Nauroti Devi is an Indian Dalit woman social activist and politician from Rajasthan, India. She was elected Sarpanch of her village Harmada in 2010.

== Early life ==
Devi was born in the Indian village of Harmada, in Kishangarh tehsil, Ajmer district, Rajasthan. Her family were underprivileged Dalits. She was not able to attend school or receive any formal education, and worked as a stone cutter at a road construction site as a young woman.

== Early activism ==
While working as a stone cutter Devi worked with her coworkers to protest the wage discrepancy between male and female workers on the construction site and for fair wages overall. With the help of a NGO, Nauroti led a campaign and took the case to the Indian Supreme Court.

== Education ==
After winning the Supreme Court case, Devi was inspired to further educate herself at the Barefoot College started by Bunker Roy where she took a literacy training program and learned the basics of using a computer.

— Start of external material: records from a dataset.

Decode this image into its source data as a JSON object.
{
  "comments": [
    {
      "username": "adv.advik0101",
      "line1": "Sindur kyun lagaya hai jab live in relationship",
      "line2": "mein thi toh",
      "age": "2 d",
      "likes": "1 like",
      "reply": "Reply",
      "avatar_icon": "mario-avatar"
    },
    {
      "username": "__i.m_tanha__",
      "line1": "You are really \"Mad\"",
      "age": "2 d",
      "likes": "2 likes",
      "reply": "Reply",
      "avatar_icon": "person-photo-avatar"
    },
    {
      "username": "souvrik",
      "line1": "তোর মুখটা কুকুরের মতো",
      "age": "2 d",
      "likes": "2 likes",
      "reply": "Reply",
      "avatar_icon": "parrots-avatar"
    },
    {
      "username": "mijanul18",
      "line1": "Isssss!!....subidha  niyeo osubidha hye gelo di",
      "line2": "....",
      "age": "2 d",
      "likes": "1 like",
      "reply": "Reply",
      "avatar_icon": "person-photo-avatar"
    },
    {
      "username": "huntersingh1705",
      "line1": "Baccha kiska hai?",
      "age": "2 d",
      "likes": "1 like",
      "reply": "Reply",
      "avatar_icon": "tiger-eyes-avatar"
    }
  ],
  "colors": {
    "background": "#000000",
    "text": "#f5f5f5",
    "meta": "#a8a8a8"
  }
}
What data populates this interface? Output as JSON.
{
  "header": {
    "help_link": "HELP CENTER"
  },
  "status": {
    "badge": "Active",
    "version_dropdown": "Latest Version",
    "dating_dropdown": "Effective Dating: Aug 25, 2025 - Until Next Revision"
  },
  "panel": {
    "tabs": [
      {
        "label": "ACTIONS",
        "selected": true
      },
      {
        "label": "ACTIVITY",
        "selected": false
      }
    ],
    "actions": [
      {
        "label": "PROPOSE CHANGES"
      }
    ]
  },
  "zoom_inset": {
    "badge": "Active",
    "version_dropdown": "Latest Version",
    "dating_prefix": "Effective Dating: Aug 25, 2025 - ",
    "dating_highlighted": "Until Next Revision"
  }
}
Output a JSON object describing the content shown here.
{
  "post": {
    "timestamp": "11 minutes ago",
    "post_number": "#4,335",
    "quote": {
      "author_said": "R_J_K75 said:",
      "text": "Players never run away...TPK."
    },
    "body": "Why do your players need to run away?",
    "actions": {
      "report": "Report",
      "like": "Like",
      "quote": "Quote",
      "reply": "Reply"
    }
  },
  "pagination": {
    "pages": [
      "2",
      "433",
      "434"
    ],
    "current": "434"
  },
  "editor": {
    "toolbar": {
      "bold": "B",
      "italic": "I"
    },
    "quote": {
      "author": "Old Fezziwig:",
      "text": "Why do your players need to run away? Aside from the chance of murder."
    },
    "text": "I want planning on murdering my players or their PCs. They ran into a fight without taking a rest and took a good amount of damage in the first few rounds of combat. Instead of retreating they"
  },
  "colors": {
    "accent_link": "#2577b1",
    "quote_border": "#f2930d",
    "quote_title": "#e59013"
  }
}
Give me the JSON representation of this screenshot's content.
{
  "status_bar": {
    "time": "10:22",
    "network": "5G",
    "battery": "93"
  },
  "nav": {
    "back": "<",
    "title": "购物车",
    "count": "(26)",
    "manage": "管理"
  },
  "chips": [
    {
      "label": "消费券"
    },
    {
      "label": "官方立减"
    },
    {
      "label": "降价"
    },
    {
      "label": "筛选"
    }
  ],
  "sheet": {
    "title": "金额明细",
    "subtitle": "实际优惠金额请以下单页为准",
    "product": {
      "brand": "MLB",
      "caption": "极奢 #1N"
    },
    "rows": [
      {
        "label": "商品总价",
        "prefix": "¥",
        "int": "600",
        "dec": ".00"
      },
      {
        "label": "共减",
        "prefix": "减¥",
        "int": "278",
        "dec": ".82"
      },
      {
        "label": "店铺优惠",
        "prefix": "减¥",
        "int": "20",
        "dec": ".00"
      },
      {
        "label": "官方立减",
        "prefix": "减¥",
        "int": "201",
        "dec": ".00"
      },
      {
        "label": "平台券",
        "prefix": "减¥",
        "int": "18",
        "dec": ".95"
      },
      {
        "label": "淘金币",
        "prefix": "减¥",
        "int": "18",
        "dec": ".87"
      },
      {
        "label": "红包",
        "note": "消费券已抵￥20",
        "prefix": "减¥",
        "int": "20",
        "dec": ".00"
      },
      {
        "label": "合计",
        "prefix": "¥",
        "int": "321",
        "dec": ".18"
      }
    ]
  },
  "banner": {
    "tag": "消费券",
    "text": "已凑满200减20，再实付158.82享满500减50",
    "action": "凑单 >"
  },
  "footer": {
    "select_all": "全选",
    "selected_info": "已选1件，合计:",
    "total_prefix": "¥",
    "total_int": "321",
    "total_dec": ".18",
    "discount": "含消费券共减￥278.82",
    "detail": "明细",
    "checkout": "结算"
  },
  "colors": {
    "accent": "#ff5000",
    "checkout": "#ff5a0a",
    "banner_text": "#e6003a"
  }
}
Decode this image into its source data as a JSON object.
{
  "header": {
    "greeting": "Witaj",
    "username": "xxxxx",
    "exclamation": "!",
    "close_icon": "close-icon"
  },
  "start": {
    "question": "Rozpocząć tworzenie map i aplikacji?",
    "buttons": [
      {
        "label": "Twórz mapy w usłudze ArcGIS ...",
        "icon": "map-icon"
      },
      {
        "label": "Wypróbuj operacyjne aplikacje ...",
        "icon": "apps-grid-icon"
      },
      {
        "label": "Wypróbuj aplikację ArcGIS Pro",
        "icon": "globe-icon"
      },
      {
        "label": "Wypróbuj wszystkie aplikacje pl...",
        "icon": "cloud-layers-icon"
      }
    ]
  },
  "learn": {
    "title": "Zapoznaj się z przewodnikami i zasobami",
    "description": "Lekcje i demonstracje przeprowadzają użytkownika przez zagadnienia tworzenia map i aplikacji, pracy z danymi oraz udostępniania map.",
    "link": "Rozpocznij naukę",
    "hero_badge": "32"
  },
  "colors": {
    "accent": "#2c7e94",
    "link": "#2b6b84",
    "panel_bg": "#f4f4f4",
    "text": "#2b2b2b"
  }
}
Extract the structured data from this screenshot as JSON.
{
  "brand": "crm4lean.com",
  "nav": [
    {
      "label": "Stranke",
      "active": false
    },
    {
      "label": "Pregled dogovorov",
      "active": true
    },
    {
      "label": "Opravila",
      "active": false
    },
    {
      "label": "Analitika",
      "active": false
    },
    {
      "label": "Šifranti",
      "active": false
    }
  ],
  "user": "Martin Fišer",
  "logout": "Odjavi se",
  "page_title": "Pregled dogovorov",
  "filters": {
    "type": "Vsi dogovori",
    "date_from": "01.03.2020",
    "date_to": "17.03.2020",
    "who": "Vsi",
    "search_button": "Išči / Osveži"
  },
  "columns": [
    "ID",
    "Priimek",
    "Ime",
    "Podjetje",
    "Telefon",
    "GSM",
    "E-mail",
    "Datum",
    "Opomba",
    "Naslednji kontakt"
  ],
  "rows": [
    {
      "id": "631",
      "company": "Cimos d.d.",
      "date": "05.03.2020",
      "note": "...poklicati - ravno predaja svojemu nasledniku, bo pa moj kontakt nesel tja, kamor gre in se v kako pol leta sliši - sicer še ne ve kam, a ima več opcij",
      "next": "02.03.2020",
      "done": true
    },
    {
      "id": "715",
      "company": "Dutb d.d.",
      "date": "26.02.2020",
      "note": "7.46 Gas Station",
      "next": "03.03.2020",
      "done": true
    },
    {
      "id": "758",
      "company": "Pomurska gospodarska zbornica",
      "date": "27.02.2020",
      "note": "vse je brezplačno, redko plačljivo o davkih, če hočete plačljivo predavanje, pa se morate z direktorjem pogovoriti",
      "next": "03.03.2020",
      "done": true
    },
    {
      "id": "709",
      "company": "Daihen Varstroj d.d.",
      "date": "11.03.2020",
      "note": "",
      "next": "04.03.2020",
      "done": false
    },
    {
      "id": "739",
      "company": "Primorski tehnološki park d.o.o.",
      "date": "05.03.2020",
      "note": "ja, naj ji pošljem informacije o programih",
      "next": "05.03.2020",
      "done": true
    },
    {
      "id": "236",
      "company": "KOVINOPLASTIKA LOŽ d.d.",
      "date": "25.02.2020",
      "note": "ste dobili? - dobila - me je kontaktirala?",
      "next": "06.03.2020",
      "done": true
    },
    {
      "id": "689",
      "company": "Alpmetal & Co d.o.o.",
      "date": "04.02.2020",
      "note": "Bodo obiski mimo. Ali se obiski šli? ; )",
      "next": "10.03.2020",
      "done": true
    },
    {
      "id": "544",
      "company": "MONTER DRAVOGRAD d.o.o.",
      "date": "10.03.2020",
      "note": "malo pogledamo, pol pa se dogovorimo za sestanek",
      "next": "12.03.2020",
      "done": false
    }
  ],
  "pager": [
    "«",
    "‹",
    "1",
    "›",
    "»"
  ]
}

She continues to train women and children from her community in computers.

== Political office ==
Devi was elected the sarpanch of Harmada in 2010. During her five-year term she worked on regional development and bringing civic facilities like toilets and houses to the community. As sarpanch, Devi fought against the alcohol mafia in Harmada and also reacquired land allocated for a government health centre and also fenced it so that a health centre could be built there. At the end of her term she had left a surplus of rupees thirteen lakh in the panchayat account. She has been an active member of the Mazdoor Kisan Shakti Sanghatan since 1982 and also participated in the Right to Information campaign in Rajasthan, which laid the foundation for the Right to Information (RTI) Act passed by the Indian government in 2005.